Эта позиция стороннего наблюдателя приводила к тому, что он то и дело менял взгляды: иногда ему казалось, что прав брат, иногда он становился на сторону Моралеса.
Мануэль считал положительным стремление анархистов произвести переоценку ценностей. Сравнивая современный период с кануном французской революции, он находил, что нынешние анархисты несколько напоминают мыслителей того времени, уступая им, разумеется, в масштабности и широте взглядов. Но тактика анархизма казалась ему абсурдной и глупой. Совсем иначе он относился к социализму, идеи которого защищал Моралес. Особенно неприятной ему казалась именно система организации труда государством и всеобщая регламентация с введением бон, национализацией торговли; ему были противны попытки сделать из государства Протея, принимающего образы булочника, сапожника, скобовщика, превратить общество в подобие муравейника, где все муравьи–служащие действуют абсолютно одинаково. На это Моралес возражал, что ни одна из концепций будущего социалистического общества, согласно Бебелю, не может дать ясного представления о его действительных формах.
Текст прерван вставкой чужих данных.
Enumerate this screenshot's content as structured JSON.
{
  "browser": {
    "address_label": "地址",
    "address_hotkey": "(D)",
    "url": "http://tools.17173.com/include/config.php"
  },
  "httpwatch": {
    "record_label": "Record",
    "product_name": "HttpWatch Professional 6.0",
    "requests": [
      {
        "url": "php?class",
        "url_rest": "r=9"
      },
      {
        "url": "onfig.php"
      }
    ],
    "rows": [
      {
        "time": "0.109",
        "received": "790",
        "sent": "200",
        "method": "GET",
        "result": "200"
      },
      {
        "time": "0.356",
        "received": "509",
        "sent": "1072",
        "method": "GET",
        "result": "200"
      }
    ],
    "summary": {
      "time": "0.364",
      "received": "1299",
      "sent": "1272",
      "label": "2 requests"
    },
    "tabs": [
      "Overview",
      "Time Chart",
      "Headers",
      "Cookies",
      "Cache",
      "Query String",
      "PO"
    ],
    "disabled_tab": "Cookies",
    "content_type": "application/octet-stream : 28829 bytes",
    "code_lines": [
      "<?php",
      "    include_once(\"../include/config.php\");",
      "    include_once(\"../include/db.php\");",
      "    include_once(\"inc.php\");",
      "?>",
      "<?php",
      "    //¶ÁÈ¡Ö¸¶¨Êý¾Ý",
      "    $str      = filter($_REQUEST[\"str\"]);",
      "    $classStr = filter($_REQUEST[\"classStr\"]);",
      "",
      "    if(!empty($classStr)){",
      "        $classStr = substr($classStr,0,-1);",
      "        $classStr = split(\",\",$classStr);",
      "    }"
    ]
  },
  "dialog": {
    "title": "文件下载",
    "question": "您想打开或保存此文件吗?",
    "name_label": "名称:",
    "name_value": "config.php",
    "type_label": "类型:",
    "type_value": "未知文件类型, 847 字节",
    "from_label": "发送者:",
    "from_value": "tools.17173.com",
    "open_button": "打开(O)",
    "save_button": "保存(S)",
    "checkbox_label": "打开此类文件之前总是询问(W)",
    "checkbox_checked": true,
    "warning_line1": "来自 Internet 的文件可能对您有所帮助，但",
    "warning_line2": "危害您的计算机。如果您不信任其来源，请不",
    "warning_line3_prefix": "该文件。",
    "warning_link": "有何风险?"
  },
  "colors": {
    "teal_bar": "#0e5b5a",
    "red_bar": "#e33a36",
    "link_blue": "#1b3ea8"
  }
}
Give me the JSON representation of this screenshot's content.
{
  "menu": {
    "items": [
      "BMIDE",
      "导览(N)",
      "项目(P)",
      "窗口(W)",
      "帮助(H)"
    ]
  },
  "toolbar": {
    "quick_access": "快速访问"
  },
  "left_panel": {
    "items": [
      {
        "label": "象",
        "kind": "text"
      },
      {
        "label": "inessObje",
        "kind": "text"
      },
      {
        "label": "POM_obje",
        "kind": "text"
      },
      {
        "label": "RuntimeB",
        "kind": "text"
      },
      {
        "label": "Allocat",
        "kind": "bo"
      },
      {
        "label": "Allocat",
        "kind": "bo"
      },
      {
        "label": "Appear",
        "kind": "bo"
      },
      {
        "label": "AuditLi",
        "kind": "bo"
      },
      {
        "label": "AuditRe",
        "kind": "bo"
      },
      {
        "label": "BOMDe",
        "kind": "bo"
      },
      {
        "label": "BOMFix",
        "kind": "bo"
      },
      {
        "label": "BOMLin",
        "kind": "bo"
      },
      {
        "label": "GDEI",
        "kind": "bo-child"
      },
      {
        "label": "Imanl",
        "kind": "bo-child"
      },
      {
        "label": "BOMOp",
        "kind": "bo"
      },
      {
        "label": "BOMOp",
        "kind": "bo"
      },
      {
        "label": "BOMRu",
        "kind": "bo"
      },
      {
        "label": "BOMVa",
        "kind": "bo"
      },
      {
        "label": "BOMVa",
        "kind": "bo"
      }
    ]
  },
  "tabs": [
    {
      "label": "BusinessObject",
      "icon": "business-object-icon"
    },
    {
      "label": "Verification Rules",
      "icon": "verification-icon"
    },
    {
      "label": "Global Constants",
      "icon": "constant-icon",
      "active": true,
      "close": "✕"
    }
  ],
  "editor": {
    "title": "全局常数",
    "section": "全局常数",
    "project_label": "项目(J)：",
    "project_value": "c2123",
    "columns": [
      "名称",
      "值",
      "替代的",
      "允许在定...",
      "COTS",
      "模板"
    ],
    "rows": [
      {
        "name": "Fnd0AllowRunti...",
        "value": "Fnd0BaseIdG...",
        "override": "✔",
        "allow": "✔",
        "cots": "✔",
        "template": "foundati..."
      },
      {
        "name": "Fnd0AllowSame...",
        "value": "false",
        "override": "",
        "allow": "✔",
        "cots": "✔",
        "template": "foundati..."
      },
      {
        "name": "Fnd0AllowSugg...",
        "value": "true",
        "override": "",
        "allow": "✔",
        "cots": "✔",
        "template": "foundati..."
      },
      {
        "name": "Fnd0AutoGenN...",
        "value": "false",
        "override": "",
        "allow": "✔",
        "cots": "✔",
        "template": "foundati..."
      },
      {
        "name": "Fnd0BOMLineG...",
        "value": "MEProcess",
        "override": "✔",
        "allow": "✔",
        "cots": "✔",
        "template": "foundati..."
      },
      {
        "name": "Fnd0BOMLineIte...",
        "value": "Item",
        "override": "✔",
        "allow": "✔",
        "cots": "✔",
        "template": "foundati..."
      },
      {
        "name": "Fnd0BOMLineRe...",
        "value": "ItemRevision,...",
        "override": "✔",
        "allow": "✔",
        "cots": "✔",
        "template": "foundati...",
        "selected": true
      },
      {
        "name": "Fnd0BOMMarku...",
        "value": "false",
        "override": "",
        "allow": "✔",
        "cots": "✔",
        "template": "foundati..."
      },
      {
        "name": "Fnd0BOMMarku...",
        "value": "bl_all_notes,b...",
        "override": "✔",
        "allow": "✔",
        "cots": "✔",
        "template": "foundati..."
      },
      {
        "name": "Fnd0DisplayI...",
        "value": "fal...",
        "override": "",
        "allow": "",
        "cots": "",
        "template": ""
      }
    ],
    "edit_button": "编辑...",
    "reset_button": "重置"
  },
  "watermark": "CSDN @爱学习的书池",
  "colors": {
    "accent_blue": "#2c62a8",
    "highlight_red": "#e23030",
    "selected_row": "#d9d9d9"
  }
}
Поначалу Мануэлю казалось что социалистические идеи могут принести рабочему больше пользы, чем анархизм.
Анархизм всегда находился как бы в предчувствии радикальных перемен, полной всеобщей революции. Этим он напоминал человека, которому предлагают скромную должность и хороший достаток но он с презрением отвергает все это только потому, что рассчитывает получить крупное наследство. Все или ничего Анархисты ждали революцию с той же верой, с какой наши предки ждали второго пришествия, как ждут манну небесную, как ждут нечто такое, что должно прийти само по себе, без всяких докучливых забот и тяжелых усилий.
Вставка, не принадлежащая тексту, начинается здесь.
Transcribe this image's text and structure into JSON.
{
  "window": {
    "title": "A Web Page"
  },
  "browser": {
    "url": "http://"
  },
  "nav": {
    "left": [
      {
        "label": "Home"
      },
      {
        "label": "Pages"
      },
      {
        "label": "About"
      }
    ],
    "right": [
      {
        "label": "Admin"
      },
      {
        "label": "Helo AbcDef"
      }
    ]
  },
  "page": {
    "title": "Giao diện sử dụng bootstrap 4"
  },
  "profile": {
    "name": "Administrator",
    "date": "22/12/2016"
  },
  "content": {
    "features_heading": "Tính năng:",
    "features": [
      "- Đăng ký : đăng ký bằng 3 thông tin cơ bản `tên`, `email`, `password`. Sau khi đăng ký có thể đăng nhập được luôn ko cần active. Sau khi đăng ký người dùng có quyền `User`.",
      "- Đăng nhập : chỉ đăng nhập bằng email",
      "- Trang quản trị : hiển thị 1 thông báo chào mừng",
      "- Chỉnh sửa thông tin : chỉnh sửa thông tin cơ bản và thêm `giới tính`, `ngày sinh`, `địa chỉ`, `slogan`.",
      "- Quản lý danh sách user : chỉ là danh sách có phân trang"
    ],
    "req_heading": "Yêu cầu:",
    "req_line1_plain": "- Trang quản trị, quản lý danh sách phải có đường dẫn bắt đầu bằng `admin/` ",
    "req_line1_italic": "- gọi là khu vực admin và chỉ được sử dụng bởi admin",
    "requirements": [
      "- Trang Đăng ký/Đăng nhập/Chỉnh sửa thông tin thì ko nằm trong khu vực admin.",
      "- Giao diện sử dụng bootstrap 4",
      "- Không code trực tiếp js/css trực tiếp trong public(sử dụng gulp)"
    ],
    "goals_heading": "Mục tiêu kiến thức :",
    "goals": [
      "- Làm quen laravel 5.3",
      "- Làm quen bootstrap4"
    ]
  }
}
— Но не будет ли разумнее, — спрашивал Моралес, — исподволь накапливать общественную энергию, чтобы обеспечить в дальнейшем необходимый прогресс и добиться всеобщего счастья, чем уповать на анархистскую революцию, как уповали в свое время на чудодейственную силу порошков матушки Селестины?[4]
Хуан улыбался.
— Анархию нужно чувствовать
— Но почему вы отвергаете союзы? В них — самая надежная защита интересов пролетариата. Вы, анархисты, допускаете только индивидуальную пропаганду действий. Для какого–нибудь господина, владеющего газетенкой, пропаганда идей очень скоро превращается в выгодный бизнес, а ваша пропаганда действий просто пахнет преступлением.
— Это по мнению буржуев.
— Это общее мнение. Убивать или наносить увечье — не что иное как преступление.
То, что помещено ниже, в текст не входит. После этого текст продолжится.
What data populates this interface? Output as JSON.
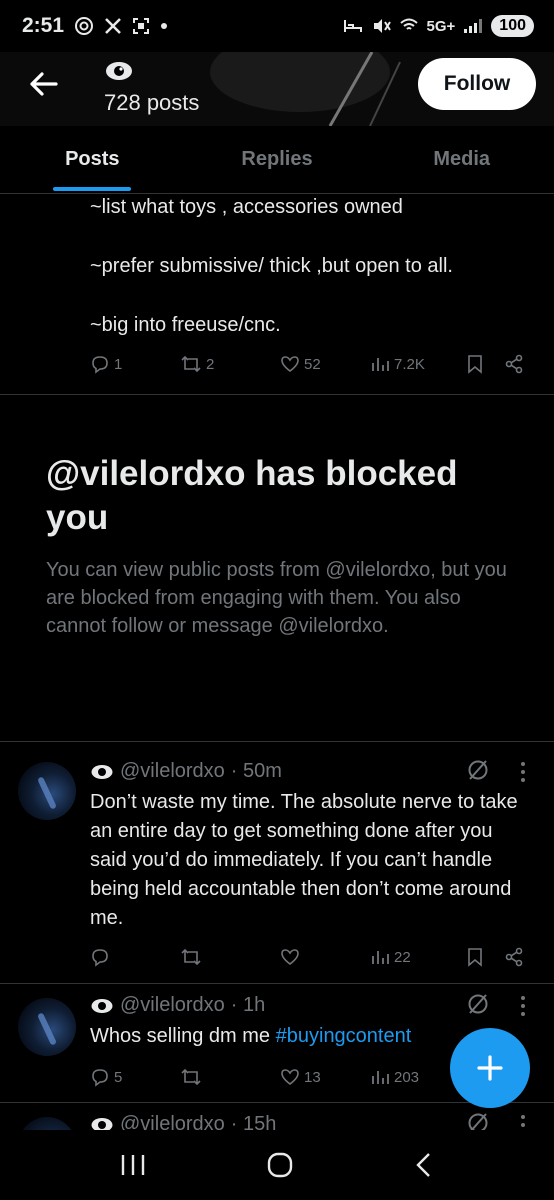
{
  "status_bar": {
    "time": "2:51",
    "network": "5G+",
    "battery": "100"
  },
  "header": {
    "posts_count": "728 posts",
    "follow_label": "Follow"
  },
  "tabs": [
    {
      "label": "Posts",
      "active": true
    },
    {
      "label": "Replies",
      "active": false
    },
    {
      "label": "Media",
      "active": false
    }
  ],
  "prev_post": {
    "lines": [
      "~list what toys , accessories owned",
      "~prefer submissive/ thick ,but open to all.",
      "~big into freeuse/cnc."
    ],
    "replies": "1",
    "reposts": "2",
    "likes": "52",
    "views": "7.2K"
  },
  "blocked": {
    "title": "@vilelordxo has blocked you",
    "body": "You can view public posts from @vilelordxo, but you are blocked from engaging with them. You also cannot follow or message @vilelordxo."
  },
  "tweets": [
    {
      "handle": "@vilelordxo",
      "time": "· 50m",
      "text": "Don’t waste my time. The absolute nerve to take an entire day to get something done after you said you’d do immediately. If you can’t handle being held accountable then don’t come around me.",
      "replies": "",
      "reposts": "",
      "likes": "",
      "views": "22"
    },
    {
      "handle": "@vilelordxo",
      "time": "· 1h",
      "text_prefix": "Whos selling  dm  me ",
      "hashtag": "#buyingcontent",
      "replies": "5",
      "reposts": "",
      "likes": "13",
      "views": "203"
    },
    {
      "handle": "@vilelordxo",
      "time": "· 15h"
    }
  ],
  "colors": {
    "accent": "#1d9bf0",
    "muted": "#71767b",
    "text": "#e7e9ea",
    "background": "#000000"
  }
}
— Бывают оправданные преступления.
— Допустим. Но если безоговорочно принять эту доктрину, то последствия ее будут ужасными. В этом случае любой деспот или просто бандит сможет утверждать, что его преступления оправданы.
— Анархию нужно чувствовать, — заключал обычно Хуан.
Мануэль все больше склонялся на сторону Моралеса.
Беседы с Моралесом и его друзьями–социалистами ясно показали Мануэлю слабости воинствующего анархизма.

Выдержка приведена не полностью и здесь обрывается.